O Novo Campo Novo. Gavi fez ontem o último golo do Camp Nou, que vai ser substituído pelo Nou Camp Nou, ou se quisermos, em português, pelo Novo Campo Novo. Fica assim de vez resolvida a eterna questão acerca da nomenclatura de um estádio que nasceu sem nome, a substituir Les Corts, na década de 50, ao qual os adeptos catalães começaram a chamar Camp Nou, porque era novo, mas a que, por razões fonéticas do castelhano que nós, portugueses, não somos capazes de alcançar, o franquismo determinou que se chamasse Nou Camp. Era mais fácil de pronunciar pelos espanhóis... Só em 2001, num referendo ao qual os sócios do Barça responderam por correio, se decidiu por uma versão – e ficou Camp Nou. Vivi no Camp Nou momentos marcantes da minha carreira de jornalista, como a final da Liga dos Campeões de 1999. Mas tanto como a reviravolta do Manchester United em cima do Bayern (2-1) lembro daquela imensa estrutura de betão um final de manhã de Abril de 1992 em que, depois do treino, o saudoso Ricard Maxenchs y Roca, na altura diretor de comunicação do FC Barcelona, simpatizou com a minha insistência de jovem repórter – o repórter tem mesmo de ser chato... –, me avisou que Johan Cruijff tinha decidido baldar-se ao compromisso que tinha marcado comigo e me abriu uma porta lateral que, pelas catacumbas, me dava acesso ao parque de estacionamento no qual jogadores e treinadores tinham os carros.
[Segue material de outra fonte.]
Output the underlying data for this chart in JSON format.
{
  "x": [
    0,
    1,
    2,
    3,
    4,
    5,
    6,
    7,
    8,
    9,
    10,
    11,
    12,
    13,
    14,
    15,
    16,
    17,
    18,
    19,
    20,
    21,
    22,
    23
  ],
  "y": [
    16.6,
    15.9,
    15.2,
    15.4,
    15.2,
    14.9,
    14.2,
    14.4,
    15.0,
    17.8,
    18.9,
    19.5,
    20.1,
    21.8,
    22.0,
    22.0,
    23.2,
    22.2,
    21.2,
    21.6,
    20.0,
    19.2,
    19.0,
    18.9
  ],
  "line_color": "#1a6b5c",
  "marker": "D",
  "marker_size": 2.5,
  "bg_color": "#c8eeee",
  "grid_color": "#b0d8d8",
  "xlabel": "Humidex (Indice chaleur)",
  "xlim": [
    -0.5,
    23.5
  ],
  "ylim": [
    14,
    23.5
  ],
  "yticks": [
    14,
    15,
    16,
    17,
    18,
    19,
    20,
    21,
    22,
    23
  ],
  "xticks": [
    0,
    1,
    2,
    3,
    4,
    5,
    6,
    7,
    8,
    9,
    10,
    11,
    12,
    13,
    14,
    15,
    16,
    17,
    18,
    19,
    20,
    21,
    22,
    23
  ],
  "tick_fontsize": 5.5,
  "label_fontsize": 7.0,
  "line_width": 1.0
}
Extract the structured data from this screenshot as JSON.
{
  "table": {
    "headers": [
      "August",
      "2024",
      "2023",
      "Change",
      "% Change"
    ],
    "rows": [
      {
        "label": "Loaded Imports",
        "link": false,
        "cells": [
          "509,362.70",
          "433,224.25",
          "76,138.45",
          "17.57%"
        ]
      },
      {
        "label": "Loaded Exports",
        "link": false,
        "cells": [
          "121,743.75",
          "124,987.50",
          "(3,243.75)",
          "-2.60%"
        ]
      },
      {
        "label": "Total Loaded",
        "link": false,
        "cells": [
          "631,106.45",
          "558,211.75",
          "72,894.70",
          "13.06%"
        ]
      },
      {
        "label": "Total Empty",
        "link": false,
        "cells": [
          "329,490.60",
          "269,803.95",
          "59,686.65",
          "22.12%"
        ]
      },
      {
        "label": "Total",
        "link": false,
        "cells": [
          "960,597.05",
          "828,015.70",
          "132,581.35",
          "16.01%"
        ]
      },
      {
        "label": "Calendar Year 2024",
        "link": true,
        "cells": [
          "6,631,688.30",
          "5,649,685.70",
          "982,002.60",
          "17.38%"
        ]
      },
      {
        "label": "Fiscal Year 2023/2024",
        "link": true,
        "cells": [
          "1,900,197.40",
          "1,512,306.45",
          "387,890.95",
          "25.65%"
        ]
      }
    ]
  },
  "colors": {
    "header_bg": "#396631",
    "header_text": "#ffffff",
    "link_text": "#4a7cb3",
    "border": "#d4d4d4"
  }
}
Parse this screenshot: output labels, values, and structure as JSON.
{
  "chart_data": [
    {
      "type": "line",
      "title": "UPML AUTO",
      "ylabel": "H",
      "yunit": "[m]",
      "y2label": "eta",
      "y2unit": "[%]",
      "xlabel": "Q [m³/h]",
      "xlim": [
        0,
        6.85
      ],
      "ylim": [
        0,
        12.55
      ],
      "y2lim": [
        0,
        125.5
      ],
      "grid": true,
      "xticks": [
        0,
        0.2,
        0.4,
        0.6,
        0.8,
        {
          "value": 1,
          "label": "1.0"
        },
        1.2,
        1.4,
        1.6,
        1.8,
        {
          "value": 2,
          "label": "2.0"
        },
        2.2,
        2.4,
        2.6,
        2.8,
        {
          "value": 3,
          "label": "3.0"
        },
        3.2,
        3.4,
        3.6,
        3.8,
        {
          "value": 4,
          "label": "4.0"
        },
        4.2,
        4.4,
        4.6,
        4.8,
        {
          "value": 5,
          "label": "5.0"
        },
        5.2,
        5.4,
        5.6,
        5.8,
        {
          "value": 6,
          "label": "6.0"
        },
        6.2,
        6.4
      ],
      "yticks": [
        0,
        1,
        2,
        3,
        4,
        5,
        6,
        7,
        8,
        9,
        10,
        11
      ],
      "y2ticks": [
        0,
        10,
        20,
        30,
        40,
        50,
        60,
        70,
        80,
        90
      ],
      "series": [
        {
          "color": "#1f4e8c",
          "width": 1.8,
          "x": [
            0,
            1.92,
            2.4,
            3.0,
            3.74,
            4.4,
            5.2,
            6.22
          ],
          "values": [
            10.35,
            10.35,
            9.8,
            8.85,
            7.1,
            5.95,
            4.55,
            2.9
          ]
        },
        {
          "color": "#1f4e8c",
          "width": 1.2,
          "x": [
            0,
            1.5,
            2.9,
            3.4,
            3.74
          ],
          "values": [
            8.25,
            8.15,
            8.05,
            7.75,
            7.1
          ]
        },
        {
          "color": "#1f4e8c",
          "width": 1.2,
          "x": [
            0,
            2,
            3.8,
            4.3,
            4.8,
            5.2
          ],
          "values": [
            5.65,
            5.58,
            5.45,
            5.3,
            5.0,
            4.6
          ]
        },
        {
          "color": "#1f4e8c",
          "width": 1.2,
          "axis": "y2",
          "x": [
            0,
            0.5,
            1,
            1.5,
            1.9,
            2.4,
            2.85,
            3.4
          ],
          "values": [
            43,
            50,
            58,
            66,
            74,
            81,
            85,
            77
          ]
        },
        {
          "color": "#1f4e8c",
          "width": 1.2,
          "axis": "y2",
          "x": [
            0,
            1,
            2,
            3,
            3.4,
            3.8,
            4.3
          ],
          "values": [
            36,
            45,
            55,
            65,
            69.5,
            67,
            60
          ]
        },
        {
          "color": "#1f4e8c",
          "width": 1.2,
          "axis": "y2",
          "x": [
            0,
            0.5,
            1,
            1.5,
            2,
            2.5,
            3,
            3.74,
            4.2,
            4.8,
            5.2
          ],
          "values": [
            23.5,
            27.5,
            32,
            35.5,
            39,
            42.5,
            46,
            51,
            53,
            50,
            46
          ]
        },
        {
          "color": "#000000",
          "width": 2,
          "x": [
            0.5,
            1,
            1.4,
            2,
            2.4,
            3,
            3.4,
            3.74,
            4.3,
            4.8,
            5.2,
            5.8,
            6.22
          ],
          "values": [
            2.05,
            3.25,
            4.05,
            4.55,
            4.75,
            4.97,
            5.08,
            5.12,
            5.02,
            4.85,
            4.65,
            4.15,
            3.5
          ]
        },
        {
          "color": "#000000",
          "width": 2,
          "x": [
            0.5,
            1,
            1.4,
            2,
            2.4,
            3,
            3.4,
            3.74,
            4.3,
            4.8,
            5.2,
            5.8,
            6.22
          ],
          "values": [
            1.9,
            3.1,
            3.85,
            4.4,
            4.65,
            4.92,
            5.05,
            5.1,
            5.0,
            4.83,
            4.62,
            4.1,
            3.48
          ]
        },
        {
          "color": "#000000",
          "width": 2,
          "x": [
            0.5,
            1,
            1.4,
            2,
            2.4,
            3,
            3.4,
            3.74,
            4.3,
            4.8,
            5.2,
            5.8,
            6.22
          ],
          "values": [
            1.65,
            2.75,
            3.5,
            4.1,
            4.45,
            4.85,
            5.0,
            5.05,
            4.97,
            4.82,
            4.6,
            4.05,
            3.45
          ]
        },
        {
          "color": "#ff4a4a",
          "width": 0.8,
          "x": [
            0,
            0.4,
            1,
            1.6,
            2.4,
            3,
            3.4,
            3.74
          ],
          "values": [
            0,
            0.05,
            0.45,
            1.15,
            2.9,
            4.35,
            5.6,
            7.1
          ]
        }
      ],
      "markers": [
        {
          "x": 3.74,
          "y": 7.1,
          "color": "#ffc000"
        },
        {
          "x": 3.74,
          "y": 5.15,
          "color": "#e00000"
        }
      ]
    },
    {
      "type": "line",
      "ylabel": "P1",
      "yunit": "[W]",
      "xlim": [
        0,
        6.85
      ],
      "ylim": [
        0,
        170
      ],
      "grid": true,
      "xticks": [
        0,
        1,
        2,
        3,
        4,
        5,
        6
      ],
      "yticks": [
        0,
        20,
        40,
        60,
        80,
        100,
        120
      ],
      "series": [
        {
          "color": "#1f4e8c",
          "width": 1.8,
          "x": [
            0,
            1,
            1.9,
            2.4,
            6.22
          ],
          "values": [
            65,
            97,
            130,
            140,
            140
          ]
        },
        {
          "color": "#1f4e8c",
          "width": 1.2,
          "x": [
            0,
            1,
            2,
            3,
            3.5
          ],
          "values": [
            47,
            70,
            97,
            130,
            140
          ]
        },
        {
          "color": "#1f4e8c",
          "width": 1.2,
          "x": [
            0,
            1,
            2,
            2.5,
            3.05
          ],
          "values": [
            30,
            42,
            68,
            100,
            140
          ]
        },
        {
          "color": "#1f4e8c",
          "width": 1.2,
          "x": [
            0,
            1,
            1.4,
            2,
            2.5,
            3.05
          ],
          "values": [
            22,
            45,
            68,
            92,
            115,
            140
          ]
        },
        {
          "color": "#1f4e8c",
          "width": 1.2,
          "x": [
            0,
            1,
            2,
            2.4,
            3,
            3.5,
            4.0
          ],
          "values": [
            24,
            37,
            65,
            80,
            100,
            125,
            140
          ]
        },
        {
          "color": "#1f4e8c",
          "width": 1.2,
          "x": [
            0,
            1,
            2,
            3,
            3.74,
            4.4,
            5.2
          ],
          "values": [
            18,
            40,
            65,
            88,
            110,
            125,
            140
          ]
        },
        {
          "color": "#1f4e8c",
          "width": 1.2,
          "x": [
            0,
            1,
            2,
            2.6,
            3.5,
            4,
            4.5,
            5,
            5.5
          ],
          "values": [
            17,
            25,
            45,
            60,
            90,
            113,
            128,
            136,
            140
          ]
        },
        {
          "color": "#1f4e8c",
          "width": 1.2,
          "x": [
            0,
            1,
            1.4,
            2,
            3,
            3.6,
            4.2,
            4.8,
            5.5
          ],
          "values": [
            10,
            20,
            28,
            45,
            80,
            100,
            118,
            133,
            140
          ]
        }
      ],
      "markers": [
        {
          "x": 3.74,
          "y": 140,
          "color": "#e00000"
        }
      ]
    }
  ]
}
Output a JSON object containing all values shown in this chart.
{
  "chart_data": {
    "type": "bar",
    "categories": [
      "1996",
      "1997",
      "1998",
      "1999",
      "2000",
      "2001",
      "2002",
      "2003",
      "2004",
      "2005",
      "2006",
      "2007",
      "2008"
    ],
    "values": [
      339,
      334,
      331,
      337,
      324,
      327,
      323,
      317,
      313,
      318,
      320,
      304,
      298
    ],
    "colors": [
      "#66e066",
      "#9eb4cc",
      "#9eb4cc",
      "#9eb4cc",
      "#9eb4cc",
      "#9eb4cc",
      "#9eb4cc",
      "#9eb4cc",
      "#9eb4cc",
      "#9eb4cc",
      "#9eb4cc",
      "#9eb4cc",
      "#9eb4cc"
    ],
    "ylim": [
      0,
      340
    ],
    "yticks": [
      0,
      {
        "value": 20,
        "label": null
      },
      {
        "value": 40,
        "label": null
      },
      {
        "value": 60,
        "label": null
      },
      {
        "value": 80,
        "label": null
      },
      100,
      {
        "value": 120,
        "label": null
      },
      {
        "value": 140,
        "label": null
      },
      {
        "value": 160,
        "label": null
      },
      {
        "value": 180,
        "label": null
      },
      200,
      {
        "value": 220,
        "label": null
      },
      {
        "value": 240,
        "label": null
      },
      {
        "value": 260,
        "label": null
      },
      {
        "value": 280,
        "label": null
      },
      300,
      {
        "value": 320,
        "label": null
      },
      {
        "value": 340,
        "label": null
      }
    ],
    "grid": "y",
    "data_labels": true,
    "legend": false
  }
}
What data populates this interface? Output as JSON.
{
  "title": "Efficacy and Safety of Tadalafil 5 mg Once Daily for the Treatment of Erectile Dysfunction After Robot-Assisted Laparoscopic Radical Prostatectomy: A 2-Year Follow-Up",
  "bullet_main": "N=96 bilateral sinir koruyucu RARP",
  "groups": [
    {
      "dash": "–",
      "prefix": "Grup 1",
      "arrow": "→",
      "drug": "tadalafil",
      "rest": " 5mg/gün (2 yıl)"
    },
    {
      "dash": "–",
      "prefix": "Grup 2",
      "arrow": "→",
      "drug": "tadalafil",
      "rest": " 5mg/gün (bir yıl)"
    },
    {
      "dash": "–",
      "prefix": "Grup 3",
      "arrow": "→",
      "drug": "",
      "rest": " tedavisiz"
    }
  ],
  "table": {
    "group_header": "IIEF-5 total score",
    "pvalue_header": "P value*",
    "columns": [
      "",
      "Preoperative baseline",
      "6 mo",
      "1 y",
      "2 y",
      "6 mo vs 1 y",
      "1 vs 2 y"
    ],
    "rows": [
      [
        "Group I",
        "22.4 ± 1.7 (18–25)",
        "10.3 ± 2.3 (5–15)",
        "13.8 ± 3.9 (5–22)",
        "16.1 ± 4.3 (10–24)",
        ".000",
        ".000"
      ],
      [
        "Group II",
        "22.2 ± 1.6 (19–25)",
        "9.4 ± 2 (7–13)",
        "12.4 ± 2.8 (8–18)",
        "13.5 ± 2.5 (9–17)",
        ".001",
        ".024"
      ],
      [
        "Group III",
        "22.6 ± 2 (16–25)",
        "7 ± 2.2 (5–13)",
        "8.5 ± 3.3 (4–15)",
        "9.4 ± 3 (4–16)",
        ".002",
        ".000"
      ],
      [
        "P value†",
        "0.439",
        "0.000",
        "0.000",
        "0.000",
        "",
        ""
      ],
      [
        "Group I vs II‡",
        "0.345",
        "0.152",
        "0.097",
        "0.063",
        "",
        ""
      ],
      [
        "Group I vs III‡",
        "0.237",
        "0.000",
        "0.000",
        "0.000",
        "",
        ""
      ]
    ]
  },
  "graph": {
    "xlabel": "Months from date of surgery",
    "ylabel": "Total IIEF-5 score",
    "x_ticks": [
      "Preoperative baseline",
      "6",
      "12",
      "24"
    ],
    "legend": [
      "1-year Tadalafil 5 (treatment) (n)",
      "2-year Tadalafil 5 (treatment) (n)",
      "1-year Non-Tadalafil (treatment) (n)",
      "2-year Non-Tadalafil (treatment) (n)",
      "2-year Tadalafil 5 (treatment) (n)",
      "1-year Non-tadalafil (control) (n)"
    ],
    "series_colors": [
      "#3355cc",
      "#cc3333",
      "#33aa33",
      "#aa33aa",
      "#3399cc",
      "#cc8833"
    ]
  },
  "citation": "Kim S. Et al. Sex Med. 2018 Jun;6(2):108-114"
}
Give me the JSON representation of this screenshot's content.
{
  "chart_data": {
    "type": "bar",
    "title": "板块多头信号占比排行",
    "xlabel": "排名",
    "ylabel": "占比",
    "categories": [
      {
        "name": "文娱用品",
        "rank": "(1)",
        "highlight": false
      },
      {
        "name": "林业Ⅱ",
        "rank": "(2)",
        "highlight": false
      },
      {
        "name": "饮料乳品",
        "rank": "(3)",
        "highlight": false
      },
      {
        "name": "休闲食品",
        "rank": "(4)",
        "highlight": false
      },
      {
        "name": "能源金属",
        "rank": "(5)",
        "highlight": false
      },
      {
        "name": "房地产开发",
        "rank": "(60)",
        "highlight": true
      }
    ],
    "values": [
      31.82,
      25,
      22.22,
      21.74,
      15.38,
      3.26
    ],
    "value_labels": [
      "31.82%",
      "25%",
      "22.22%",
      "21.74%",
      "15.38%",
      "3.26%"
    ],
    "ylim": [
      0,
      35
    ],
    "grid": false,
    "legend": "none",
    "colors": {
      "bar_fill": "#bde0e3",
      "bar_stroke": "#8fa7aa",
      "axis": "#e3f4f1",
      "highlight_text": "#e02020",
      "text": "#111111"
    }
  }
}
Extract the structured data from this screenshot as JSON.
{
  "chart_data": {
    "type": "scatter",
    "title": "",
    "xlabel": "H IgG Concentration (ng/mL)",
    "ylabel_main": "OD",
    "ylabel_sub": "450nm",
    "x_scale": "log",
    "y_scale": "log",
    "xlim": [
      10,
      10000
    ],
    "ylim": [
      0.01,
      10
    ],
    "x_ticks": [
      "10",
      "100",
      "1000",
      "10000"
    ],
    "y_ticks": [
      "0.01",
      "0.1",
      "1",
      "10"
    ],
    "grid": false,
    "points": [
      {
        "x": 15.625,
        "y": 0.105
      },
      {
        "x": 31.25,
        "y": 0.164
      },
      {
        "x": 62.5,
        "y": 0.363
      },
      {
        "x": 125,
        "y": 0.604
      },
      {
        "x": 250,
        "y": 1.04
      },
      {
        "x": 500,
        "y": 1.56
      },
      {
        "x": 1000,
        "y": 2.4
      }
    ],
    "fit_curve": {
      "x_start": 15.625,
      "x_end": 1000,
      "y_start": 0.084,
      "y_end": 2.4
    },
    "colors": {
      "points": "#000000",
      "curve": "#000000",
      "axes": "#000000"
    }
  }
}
Corri como se fosse o Berti Vogts e apanhei o homem à justa. Mesmo a contragosto, nuns minutos encostado ao carro, foi ali que Cruijff me proporcionou a primeira grande lição que tive na vida acerca de futebol. Maxenchs morreu em 2008 e o Barça deu o nome dele à sala de imprensa do Camp Nou que agora vai abaixo. É que já não há chefes de imprensa assim.
A persistência de Doucouré. Um golo é tudo. Para uma equipa como o Everton, que não faz muitos, é mais do que tudo. Pelo segundo ano seguido, o segundo clube de Liverpool deixou a permanência para o fim. Como uma das três equipas que acabaram a Premier League com menos de um golo por jogo – as outras foram o Wolverhampton WFC e o AFC Bournemouth, que tinha pela frente no último dia –, o Everton de Sean Dyche sabia que precisava de sair por cima neste jogo “para unders”. Um golo era tudo. E quem o marcou foi o maliano Abdoulaye Doucouré, com um remate potente desferido da meia-lua, depois de o enésimo cruzamento bombeado para dentro da área de Travers ter sido afastado pela diligente defesa adversária. O golo que garantiu o 70º ano seguido do Everton no escalão principal, ainda que com uma equipa claramente abaixo dos pergaminhos do clube, foi sinal de persistência de um jogador que há quatro meses estava a treinar sozinho, porque Frank Lampard já não contava com ele. E mostra que o fim só está aí quando se desiste de lutar, porque há sempre uma porta lateral que dá acesso às catacumbas e ao objetivo.
O mundo ao contrário
E a Alemanha voltou a proporcionar-nos mais momentos de drama na Bundesliga 2 com os jogos de Hamburgo e Heidenheim. Que campeonato.